How to Use Google ADK and Gemini API to Build AI Agents

Build AI agents with Google ADK and Gemini API: tool-using workflows and testable behavior with less glue code. Start today.

DeepStation Team

Author

DeepStation Team

Published

How to Use Google ADK and Gemini API to Build AI Agents
Explore this topic with AI
Open ChatGPT

Introduction

You probably didn’t set out to become an expert in prompt plumbing. You just wanted to build something useful — an assistant that books the meeting, a workflow that triages the ticket, a tool that actually does the thing instead of just talking about it. But somewhere between your first Gemini API call and a real agent, you ended up hand-writing orchestration code, juggling state across requests, and wondering why a “simple” idea turned into a weekend of glue code.

That’s the gap Google ADK is built to close. With the Python ADK now at its v1.0.0 stable release and Gemini 2.5 Pro bringing real gains for agentic workflows, you finally have a path where the framework handles the boring parts and you get to focus on what your agent actually does for the person using it.
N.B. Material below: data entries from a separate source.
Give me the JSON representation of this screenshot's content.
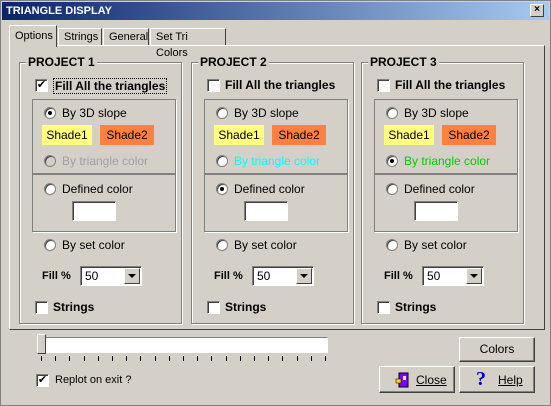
{
  "window": {
    "title": "TRIANGLE DISPLAY",
    "close_glyph": "×"
  },
  "tabs": [
    {
      "label": "Options",
      "active": true
    },
    {
      "label": "Strings"
    },
    {
      "label": "General"
    },
    {
      "label": "Set Tri Colors"
    }
  ],
  "projects": [
    {
      "title": "PROJECT 1",
      "fill_all_label": "Fill All the triangles",
      "fill_all_checked": true,
      "by_3d_slope_label": "By 3D slope",
      "shade1_label": "Shade1",
      "shade2_label": "Shade2",
      "by_triangle_color_label": "By triangle color",
      "triangle_color_state": "disabled",
      "defined_color_label": "Defined color",
      "by_set_color_label": "By set color",
      "fill_label": "Fill %",
      "fill_value": "50",
      "strings_label": "Strings",
      "selected": "by_3d_slope"
    },
    {
      "title": "PROJECT 2",
      "fill_all_label": "Fill All the triangles",
      "fill_all_checked": false,
      "by_3d_slope_label": "By 3D slope",
      "shade1_label": "Shade1",
      "shade2_label": "Shade2",
      "by_triangle_color_label": "By triangle color",
      "triangle_color_state": "cyan",
      "defined_color_label": "Defined color",
      "by_set_color_label": "By set color",
      "fill_label": "Fill %",
      "fill_value": "50",
      "strings_label": "Strings",
      "selected": "defined_color"
    },
    {
      "title": "PROJECT 3",
      "fill_all_label": "Fill All the triangles",
      "fill_all_checked": false,
      "by_3d_slope_label": "By 3D slope",
      "shade1_label": "Shade1",
      "shade2_label": "Shade2",
      "by_triangle_color_label": "By triangle color",
      "triangle_color_state": "green",
      "defined_color_label": "Defined color",
      "by_set_color_label": "By set color",
      "fill_label": "Fill %",
      "fill_value": "50",
      "strings_label": "Strings",
      "selected": "by_triangle_color"
    }
  ],
  "footer": {
    "replot_label": "Replot on exit ?",
    "replot_checked": true,
    "colors_button": "Colors",
    "close_button": "Close",
    "help_button": "Help"
  },
  "colors": {
    "shade1": "#ffff80",
    "shade2": "#ff8040",
    "disabled_text": "#a0a0a0",
    "cyan_text": "#00ffff",
    "green_text": "#00cc00"
  }
}
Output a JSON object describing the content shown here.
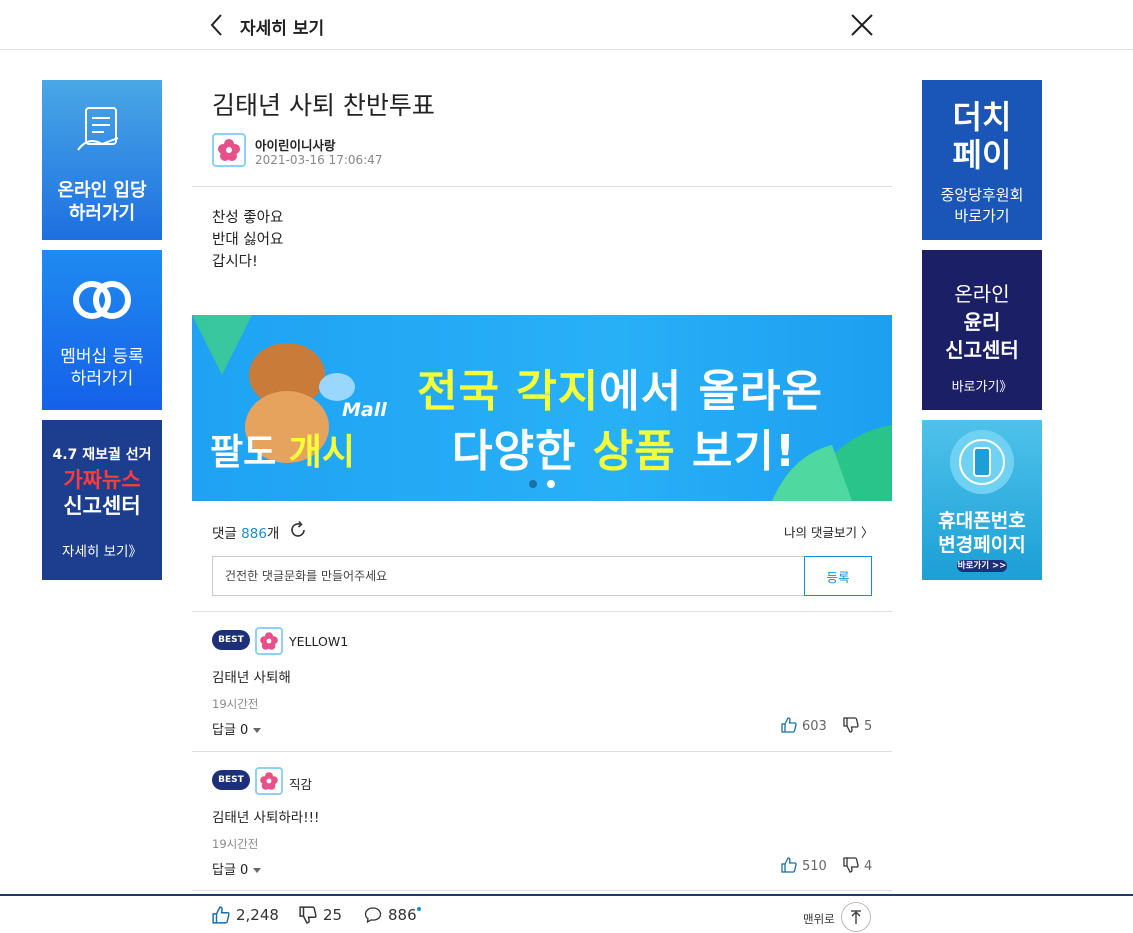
{
  "header": {
    "title": "자세히 보기"
  },
  "article": {
    "title": "김태년 사퇴 찬반투표",
    "author": "아이린이니사랑",
    "date": "2021-03-16 17:06:47",
    "body": [
      "찬성 좋아요",
      "반대 싫어요",
      "갑시다!"
    ]
  },
  "left_banners": [
    {
      "line1": "온라인 입당",
      "line2": "하러가기"
    },
    {
      "line1": "멤버십 등록",
      "line2": "하러가기"
    },
    {
      "line1": "4.7 재보궐 선거",
      "line2": "가짜뉴스",
      "line3": "신고센터",
      "line4": "자세히 보기》"
    }
  ],
  "right_banners": [
    {
      "line1": "더치",
      "line2": "페이",
      "line3": "중앙당후원회",
      "line4": "바로가기"
    },
    {
      "line1": "온라인",
      "line2": "윤리",
      "line3": "신고센터",
      "line4": "바로가기》"
    },
    {
      "line1": "휴대폰번호",
      "line2": "변경페이지",
      "line3": "바로가기 >>"
    }
  ],
  "promo": {
    "brand_a": "팔도 ",
    "brand_b": "개시",
    "mall": "Mall",
    "line1_a": "전국 각지",
    "line1_b": "에서 올라온",
    "line2_a": "다양한 ",
    "line2_b": "상품",
    "line2_c": " 보기!"
  },
  "comments_section": {
    "label": "댓글 ",
    "count": "886",
    "suffix": "개",
    "my_comments": "나의 댓글보기 〉",
    "placeholder": "건전한 댓글문화를 만들어주세요",
    "submit": "등록"
  },
  "comments": [
    {
      "badge": "BEST",
      "name": "YELLOW1",
      "text": "김태년 사퇴해",
      "time": "19시간전",
      "reply": "답글 0",
      "likes": "603",
      "dislikes": "5"
    },
    {
      "badge": "BEST",
      "name": "직감",
      "text": "김태년 사퇴하라!!!",
      "time": "19시간전",
      "reply": "답글 0",
      "likes": "510",
      "dislikes": "4"
    }
  ],
  "bottom_bar": {
    "likes": "2,248",
    "dislikes": "25",
    "comments": "886",
    "to_top": "맨위로"
  }
}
By the end of this guide, you’ll know how to use Google ADK with the Gemini API to build and deploy a simple agent workflow step by step. We’ll walk through what ADK gives you beyond raw model calls, how to connect it to Gemini, how to define agent tasks and tools, and how to make sure your agent actually does what your users expect.
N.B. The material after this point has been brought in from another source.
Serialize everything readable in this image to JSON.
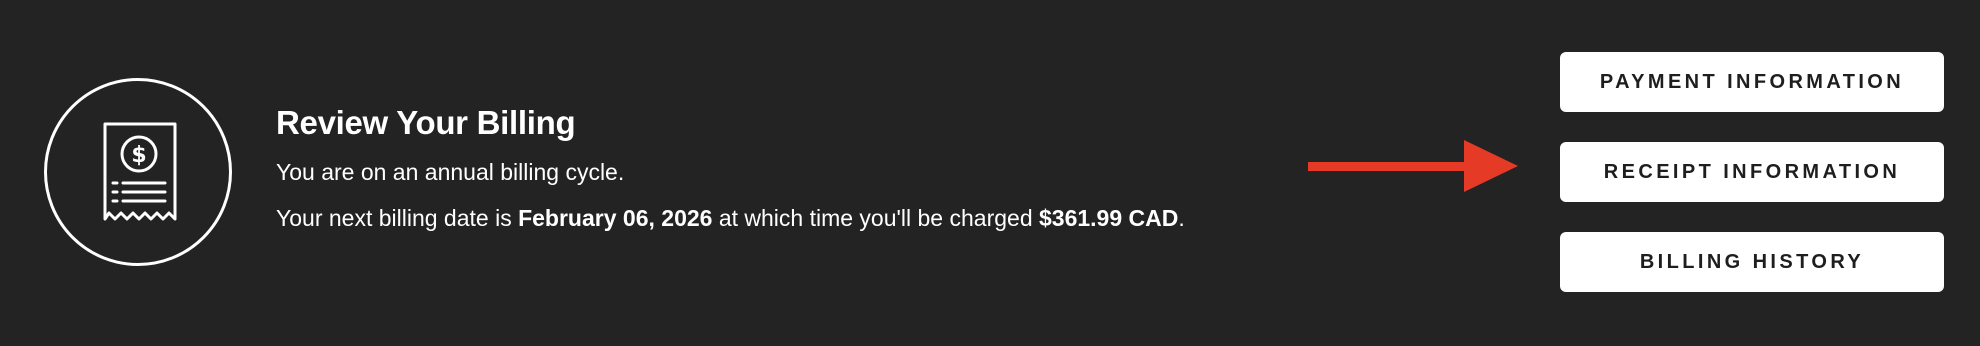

This walkthrough is for developers with basic Python experience, but you do not need prior ADK experience. Before you start, make sure you have a local Python development environment, access to the Gemini API, and a machine where you can run the ADK API server.

Let’s start by looking at why ADK is often the better foundation when you want Gemini to do more than answer a single prompt.
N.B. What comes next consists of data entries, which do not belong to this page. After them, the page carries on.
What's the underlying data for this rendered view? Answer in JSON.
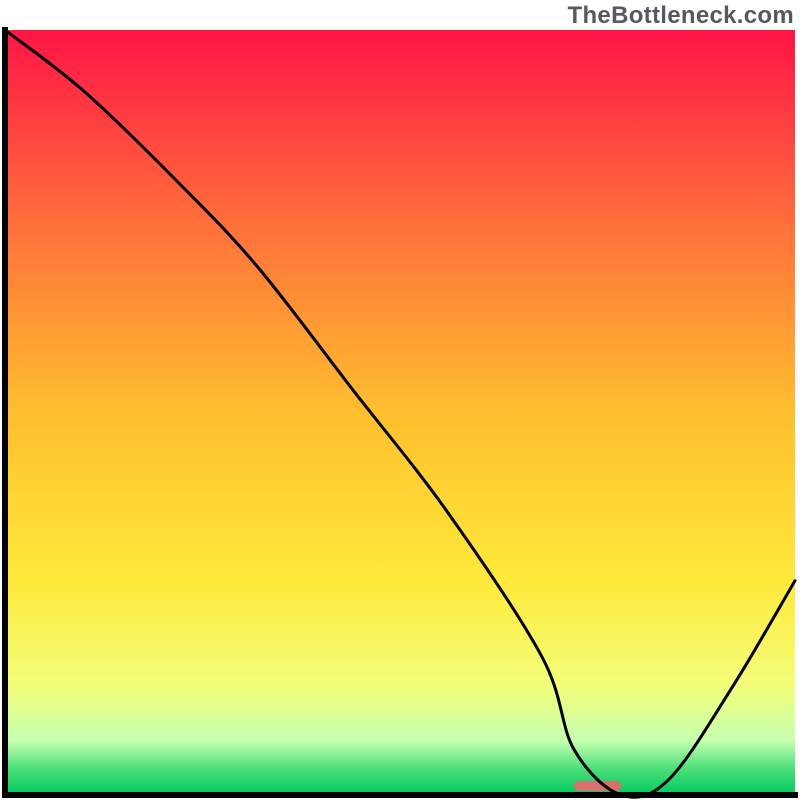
{
  "watermark": "TheBottleneck.com",
  "chart_data": {
    "type": "line",
    "title": "",
    "xlabel": "",
    "ylabel": "",
    "xlim": [
      0,
      100
    ],
    "ylim": [
      0,
      100
    ],
    "grid": false,
    "legend": false,
    "marker": {
      "x": 75,
      "width": 6,
      "color": "#d9706f"
    },
    "series": [
      {
        "name": "curve",
        "color": "#000000",
        "x": [
          0,
          10,
          22,
          32,
          44,
          56,
          68,
          72,
          78,
          84,
          92,
          100
        ],
        "y": [
          100,
          92,
          80,
          69,
          53,
          37,
          18,
          6,
          0,
          2,
          14,
          28
        ]
      }
    ],
    "background_gradient": {
      "stops": [
        {
          "offset": 0.0,
          "color": "#ff1446"
        },
        {
          "offset": 0.25,
          "color": "#ff6e3b"
        },
        {
          "offset": 0.5,
          "color": "#ffbf2e"
        },
        {
          "offset": 0.72,
          "color": "#ffe93a"
        },
        {
          "offset": 0.86,
          "color": "#f3ff7c"
        },
        {
          "offset": 0.93,
          "color": "#c4ffb0"
        },
        {
          "offset": 0.965,
          "color": "#4de07a"
        },
        {
          "offset": 1.0,
          "color": "#00c85f"
        }
      ]
    },
    "axis_thickness": 6
  }
}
Choose Google ADK Instead of Raw Gemini API Calls

Before you install anything, decide whether your project is a simple Gemini integration or a true agent workflow. Raw API calls are fine for straightforward text generation, but ADK becomes the better choice when you need structure, memory, and reliable execution across more than a single prompt.

Use this decision process before you commit to your build path:

  1. Write your app’s job in one sentence. If the job is just “send input, get output,” raw Gemini may be enough; if the job involves follow-up actions, branching, or conversation state, Google describes modern agent building as moving toward stateful workflows.

  2. List every action your system must take beyond generating text. If it needs to call APIs, search, run code, or trigger other services, ADK gives agents tools so you are not hand-wiring every action path yourself.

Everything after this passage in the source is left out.